The thing is, when you pick up this book, you're holding a distilled form of Lew Hunter's UCLA graduating screenwriting course in your hands. Prior to writing the it, Lew noted that although bookshelves seemed to overflow with screenwriting books, most of them added up to little more than collections of tips, advice, and unfounded opinions about screenwriting. There was no book that would guide one through the entire process of writing a screenplay, so that was exactly what he set out to write. In my opinion, he succeeded big time.
He starts by providing five movies which will be referenced through the majority of the book. Four of these are movies any self respecting filmmaker or screenwriter has already seen a dozen times: Citizen Cane, Casablanca, Butch Cassidy and the Sundance Kid, and E.T. The fifth is his own TV movie Fallen Angel.
He then guides you through the idea phase, discusses the research phase and it's importance, citing his past scripts as examples. He explains the structure of the three-act play (in better detail than I have ever heard), and finally instructs you to write a step outline.

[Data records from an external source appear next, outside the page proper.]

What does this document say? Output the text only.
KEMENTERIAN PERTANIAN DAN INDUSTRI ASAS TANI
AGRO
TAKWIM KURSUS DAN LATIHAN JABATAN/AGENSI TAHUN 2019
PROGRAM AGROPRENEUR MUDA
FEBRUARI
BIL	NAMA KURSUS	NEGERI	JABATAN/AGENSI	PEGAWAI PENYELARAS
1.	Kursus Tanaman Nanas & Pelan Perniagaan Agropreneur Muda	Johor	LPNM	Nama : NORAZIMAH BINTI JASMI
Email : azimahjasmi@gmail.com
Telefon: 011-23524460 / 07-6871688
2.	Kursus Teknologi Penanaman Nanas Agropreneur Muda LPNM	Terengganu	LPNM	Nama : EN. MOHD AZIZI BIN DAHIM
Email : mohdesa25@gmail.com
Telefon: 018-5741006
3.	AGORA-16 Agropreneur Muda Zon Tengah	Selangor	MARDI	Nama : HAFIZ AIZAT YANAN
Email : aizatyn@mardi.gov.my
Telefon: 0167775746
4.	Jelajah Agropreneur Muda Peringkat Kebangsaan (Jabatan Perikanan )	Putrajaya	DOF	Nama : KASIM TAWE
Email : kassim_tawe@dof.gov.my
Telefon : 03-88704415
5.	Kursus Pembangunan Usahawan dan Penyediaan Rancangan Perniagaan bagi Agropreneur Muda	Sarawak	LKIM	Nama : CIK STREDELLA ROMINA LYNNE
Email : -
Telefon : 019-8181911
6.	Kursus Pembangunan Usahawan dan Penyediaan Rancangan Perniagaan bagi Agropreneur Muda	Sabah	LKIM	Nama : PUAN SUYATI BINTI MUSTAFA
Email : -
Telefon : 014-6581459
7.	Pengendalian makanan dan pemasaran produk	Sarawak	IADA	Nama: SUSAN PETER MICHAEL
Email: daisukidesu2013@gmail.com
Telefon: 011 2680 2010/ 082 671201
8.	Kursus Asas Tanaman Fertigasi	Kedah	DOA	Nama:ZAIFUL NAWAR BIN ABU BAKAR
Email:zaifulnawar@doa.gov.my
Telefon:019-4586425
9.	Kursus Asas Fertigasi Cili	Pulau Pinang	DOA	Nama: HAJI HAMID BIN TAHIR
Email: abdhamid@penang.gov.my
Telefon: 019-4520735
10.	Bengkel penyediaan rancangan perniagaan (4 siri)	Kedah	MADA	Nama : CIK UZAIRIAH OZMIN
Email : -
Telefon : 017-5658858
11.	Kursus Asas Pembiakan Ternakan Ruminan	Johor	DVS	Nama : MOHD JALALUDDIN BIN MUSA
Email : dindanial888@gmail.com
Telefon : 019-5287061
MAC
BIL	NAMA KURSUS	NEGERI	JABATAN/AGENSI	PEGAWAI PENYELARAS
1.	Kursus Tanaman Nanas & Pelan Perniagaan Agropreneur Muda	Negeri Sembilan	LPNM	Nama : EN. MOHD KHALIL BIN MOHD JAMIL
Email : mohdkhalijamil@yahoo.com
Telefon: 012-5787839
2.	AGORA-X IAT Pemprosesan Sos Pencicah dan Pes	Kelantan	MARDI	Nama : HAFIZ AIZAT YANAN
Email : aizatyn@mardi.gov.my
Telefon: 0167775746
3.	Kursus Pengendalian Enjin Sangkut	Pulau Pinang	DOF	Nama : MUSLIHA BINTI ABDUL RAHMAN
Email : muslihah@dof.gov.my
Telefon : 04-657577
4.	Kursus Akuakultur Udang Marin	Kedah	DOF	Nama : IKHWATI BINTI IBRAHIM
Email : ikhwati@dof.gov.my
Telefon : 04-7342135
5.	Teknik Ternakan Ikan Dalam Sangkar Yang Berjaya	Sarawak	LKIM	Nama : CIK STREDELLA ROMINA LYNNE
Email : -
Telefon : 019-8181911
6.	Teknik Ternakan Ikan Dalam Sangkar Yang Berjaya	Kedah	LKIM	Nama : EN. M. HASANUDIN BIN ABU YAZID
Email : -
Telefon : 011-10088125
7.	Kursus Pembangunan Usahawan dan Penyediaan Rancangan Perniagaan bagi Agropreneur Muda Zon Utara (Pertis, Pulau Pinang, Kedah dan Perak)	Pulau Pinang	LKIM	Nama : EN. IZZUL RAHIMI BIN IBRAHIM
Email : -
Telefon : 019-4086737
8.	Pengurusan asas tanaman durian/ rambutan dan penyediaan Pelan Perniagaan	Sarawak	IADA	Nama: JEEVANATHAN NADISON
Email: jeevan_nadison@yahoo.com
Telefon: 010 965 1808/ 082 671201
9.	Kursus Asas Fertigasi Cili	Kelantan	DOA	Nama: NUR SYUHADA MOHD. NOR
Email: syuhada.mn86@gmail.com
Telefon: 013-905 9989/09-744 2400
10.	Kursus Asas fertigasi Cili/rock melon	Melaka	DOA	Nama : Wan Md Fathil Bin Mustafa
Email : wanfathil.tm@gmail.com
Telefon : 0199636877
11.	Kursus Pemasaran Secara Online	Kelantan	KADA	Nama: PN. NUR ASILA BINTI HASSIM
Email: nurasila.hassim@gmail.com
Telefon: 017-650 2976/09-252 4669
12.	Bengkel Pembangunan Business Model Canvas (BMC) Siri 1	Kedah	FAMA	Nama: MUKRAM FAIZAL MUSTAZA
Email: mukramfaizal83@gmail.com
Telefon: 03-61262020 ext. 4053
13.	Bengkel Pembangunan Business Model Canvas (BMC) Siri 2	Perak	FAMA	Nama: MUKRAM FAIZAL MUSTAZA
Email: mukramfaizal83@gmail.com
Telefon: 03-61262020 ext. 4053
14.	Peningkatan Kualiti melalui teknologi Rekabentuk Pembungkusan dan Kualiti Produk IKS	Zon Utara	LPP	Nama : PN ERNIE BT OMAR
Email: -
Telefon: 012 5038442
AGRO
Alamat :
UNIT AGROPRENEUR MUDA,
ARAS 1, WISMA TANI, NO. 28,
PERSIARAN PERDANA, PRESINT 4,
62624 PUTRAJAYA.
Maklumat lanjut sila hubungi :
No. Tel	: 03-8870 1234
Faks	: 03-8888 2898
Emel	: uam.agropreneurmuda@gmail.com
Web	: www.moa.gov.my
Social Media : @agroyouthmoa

He even tells you how to judge your step outline for overall script length, thus saving you major headaches later.
Next, he walks you through your first act, second, and third. He then discusses the re-write and helps you shape and perfect your script.
Here's the really cool part. As he tells you to do these things, he does the same himself. Over the course of the book, you will be in his head as he plans, writes, and re-writes a screenplay himself. When all is said and done, not only will you have written a new script, but you will have read his new script as it has developed in his mind.
I can't express how valueable this book was to me as a student of drama and screenwriting.
If you pick it up, you should also look for Aristotle's Poetics for Screenwriters by Michael Tierno. Poetics being the foundation for the structure of modern drama, Lew constantly refers to it, and this is the most readable and comprehensible version you'll find anywhere. Especially for screenwriters.
Have fun, and remember: a writer writes.